Again, eliminating the parameter means, I want to end up with an equation only in x and y. So let me start by taking the x equation, and solving it for t. So I get x equals -1, plus 4t. I add 1 to both sides, and I get x plus 1 equals 14. Then I divide both sides by 4. So x plus 1 over 4 equals t.

Now I can substitute this for t in this equation. Y equals 15 minus 3t becomes y equals 15 minus 3, times x plus 1 over 4. So I get y equals 15, minus 3/4 x, and minus 3/4 of 1. Now 15 minus 3/4 is 14 and a quarter, but it would be nicer to get it in terms of fraction. So 15 is 60 over 4 minus 3 is 57 over 4. So y equals -3/4 x, plus 57 over 4.

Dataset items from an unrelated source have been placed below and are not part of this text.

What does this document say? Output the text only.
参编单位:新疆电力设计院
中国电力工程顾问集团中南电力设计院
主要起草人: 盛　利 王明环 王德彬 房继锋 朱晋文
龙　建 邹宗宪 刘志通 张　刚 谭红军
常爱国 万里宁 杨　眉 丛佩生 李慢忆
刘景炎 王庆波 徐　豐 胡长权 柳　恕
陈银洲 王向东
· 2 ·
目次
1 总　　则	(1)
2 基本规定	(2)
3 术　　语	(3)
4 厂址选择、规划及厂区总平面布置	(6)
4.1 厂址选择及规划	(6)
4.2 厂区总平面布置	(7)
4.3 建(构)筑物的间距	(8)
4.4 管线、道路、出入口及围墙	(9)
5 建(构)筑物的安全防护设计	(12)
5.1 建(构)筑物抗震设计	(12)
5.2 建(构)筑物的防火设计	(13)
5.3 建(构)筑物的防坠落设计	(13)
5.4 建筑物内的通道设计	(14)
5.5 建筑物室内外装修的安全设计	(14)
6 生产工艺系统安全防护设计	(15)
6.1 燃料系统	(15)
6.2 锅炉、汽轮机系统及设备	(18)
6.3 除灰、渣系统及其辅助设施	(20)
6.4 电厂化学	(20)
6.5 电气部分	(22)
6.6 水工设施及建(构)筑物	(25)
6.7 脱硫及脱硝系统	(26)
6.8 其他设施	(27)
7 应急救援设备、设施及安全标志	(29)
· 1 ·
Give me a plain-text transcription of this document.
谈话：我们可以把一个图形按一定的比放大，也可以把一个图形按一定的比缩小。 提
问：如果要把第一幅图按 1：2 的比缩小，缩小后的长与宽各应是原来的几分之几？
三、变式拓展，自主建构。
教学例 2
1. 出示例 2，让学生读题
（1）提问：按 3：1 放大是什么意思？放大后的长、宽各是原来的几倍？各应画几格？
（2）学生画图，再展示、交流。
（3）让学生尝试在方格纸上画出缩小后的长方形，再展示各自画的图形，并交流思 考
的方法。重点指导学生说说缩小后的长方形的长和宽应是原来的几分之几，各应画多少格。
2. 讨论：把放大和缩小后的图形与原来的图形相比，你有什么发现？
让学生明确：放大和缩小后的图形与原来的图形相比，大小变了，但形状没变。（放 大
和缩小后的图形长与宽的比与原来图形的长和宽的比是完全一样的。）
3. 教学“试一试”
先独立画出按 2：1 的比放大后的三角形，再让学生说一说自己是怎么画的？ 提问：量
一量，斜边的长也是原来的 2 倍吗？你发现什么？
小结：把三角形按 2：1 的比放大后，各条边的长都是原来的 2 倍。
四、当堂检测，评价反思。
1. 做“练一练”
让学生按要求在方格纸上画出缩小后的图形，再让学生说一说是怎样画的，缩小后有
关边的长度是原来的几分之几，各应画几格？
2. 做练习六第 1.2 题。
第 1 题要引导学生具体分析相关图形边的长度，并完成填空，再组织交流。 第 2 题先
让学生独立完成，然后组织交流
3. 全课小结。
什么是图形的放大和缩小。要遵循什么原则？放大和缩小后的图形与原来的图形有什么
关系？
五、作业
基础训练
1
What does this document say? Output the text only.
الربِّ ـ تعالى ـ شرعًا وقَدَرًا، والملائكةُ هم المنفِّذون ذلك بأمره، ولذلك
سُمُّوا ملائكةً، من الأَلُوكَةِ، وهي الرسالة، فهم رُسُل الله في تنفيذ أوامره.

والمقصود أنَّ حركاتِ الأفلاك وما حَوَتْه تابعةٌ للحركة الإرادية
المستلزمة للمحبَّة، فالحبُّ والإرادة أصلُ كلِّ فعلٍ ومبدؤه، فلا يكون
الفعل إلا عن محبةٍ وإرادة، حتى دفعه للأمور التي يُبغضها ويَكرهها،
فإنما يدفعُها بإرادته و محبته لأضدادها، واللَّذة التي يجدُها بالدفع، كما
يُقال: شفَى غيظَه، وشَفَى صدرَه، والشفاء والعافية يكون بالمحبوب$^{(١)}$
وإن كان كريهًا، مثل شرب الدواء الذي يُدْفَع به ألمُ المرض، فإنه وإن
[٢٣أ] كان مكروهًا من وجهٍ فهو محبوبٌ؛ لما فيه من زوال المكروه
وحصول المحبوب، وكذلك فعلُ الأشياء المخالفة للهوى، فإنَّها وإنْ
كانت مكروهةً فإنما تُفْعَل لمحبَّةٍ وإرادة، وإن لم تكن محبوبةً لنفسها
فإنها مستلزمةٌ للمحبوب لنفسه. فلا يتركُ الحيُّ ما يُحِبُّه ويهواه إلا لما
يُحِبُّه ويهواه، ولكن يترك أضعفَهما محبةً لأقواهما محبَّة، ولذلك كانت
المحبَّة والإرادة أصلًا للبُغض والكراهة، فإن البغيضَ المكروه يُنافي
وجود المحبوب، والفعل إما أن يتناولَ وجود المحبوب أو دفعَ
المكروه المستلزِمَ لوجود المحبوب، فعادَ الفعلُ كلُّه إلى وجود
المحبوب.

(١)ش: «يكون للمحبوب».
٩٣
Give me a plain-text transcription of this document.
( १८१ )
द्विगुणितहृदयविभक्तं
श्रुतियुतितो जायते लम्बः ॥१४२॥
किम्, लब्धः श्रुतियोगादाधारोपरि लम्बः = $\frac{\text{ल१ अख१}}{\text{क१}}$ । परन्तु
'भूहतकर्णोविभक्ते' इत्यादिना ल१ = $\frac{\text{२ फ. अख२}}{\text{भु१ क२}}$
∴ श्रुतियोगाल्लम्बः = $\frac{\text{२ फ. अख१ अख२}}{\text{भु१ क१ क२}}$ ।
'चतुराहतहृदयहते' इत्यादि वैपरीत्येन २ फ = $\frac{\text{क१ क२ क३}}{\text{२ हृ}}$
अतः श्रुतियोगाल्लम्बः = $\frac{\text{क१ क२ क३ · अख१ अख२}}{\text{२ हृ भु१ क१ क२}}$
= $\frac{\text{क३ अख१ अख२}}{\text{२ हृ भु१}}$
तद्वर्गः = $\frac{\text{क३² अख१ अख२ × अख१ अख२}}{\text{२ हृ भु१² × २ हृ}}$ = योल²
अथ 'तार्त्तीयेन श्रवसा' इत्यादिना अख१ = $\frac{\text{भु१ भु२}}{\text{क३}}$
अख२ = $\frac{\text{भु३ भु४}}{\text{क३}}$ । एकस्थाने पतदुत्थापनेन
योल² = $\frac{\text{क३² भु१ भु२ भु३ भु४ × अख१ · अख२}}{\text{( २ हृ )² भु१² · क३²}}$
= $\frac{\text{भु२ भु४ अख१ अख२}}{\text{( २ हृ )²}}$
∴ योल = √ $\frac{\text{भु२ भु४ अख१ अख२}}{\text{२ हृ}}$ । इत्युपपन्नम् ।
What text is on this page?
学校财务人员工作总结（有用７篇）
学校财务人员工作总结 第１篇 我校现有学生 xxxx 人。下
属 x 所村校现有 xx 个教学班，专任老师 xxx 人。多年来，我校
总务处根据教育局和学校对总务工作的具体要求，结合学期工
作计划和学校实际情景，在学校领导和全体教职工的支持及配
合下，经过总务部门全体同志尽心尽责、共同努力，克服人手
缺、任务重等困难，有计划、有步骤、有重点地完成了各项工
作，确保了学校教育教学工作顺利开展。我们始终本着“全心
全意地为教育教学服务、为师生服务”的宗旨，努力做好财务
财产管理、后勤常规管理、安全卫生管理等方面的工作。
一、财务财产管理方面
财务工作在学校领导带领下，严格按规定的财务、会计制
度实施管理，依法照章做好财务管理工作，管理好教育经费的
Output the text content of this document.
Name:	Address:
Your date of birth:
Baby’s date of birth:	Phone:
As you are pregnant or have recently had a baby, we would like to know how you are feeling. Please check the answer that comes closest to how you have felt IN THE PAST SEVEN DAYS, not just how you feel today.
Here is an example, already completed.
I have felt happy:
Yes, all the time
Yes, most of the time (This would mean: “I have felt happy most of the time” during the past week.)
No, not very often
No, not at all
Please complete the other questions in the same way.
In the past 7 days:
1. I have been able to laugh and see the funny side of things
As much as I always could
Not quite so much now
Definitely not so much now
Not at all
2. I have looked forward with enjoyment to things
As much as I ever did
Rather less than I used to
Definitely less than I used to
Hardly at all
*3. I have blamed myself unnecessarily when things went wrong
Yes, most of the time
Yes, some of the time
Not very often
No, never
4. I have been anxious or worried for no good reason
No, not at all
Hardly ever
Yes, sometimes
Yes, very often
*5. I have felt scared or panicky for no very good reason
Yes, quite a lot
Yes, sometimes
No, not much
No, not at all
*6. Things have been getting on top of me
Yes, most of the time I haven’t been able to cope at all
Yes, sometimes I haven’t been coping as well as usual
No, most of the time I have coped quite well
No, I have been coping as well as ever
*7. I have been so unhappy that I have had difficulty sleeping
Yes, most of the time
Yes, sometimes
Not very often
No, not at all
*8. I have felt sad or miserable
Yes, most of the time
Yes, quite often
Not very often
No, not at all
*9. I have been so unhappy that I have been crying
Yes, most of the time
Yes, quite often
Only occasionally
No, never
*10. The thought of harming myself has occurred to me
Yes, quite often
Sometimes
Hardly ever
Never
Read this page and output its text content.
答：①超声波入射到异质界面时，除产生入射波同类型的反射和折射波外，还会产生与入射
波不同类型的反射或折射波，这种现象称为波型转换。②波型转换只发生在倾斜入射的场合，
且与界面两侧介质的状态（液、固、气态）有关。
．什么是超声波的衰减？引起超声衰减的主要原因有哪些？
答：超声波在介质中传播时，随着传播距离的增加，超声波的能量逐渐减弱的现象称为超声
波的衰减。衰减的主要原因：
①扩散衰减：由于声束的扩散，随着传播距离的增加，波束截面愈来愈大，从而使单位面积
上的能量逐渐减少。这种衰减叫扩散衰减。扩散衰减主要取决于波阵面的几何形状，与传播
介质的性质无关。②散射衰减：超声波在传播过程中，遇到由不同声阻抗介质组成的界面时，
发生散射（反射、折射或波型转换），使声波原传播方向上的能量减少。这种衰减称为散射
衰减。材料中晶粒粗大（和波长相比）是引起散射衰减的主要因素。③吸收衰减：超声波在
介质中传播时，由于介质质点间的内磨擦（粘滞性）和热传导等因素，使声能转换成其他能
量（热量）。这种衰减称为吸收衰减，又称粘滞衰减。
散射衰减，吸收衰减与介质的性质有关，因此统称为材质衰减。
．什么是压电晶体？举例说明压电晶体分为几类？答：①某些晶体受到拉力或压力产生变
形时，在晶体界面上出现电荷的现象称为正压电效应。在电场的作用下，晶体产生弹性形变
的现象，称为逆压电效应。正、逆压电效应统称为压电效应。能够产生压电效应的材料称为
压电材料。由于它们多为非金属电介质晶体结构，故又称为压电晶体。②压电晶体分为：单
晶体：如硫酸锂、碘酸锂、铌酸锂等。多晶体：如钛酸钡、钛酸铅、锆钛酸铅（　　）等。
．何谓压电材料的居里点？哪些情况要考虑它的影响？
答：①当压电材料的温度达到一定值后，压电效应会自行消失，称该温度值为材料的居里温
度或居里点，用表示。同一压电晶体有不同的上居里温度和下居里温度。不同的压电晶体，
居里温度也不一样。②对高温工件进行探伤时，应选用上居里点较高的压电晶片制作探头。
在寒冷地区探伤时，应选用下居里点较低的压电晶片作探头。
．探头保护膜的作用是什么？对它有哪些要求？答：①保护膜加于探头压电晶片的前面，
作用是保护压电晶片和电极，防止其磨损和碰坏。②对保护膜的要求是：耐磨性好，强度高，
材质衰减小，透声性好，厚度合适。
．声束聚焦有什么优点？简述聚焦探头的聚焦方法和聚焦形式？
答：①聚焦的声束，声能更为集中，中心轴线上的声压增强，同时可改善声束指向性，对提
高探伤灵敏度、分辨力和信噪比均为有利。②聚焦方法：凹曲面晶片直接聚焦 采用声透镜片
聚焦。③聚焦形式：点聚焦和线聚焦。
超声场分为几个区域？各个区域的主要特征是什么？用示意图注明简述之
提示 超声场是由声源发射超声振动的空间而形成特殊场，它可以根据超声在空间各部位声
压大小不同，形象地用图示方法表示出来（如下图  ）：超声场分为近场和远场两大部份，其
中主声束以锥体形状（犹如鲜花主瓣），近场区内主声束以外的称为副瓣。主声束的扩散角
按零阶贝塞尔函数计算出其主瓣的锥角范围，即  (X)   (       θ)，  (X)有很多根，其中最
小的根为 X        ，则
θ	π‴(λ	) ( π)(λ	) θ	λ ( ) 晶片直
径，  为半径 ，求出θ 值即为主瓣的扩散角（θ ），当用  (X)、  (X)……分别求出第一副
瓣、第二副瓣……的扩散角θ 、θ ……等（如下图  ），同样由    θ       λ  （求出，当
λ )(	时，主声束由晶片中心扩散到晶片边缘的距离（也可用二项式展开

Now this equation represents a line, and so the shape of the path is going to be a line. Let's not forget that there is a restriction on the t values. So it's not going to be the entire line. When I graph it, it's important to know that it's a line, because all I have to do is plot two points. That's what the next part of the problem asks me to do. Plot points and graph the particle's path.

Let me plug in the two end points; 0 and 4. That will tell where my line segment is going to be, so just a little piece of a line. When t equals 0, x is -1 plus 4 times 0, -1. Y is 15 minus 3 times 0, 15. When t equals 0, I get -1/15. When t equals 4, I get -1 plus 4 times 4, plus 16 that's 15. I get 15 minus 3 times 4, 15 minus 12, 3. Let me plug -1, 15 and 15, 3. So -1 is here, 15 is up here. So that's -1, 15. Then 15, 3 is right here. Since I know it's a line, I can just draw the line segment connecting. I don't need anymore points.

I also know that the particle is here when t equals 0, and down here when t equals 4. Sometimes your teacher may actually want you to draw a little arrow indicating the direction of motion. This is a graph of the particle's path. The shape of the graph is the line that we found in part a. This is the shape of the graph.

When you're graphing a set of parametric equations, it's always good to indicate some motion, and give some time values so you have an idea of where the particle started, and if necessary where it ends.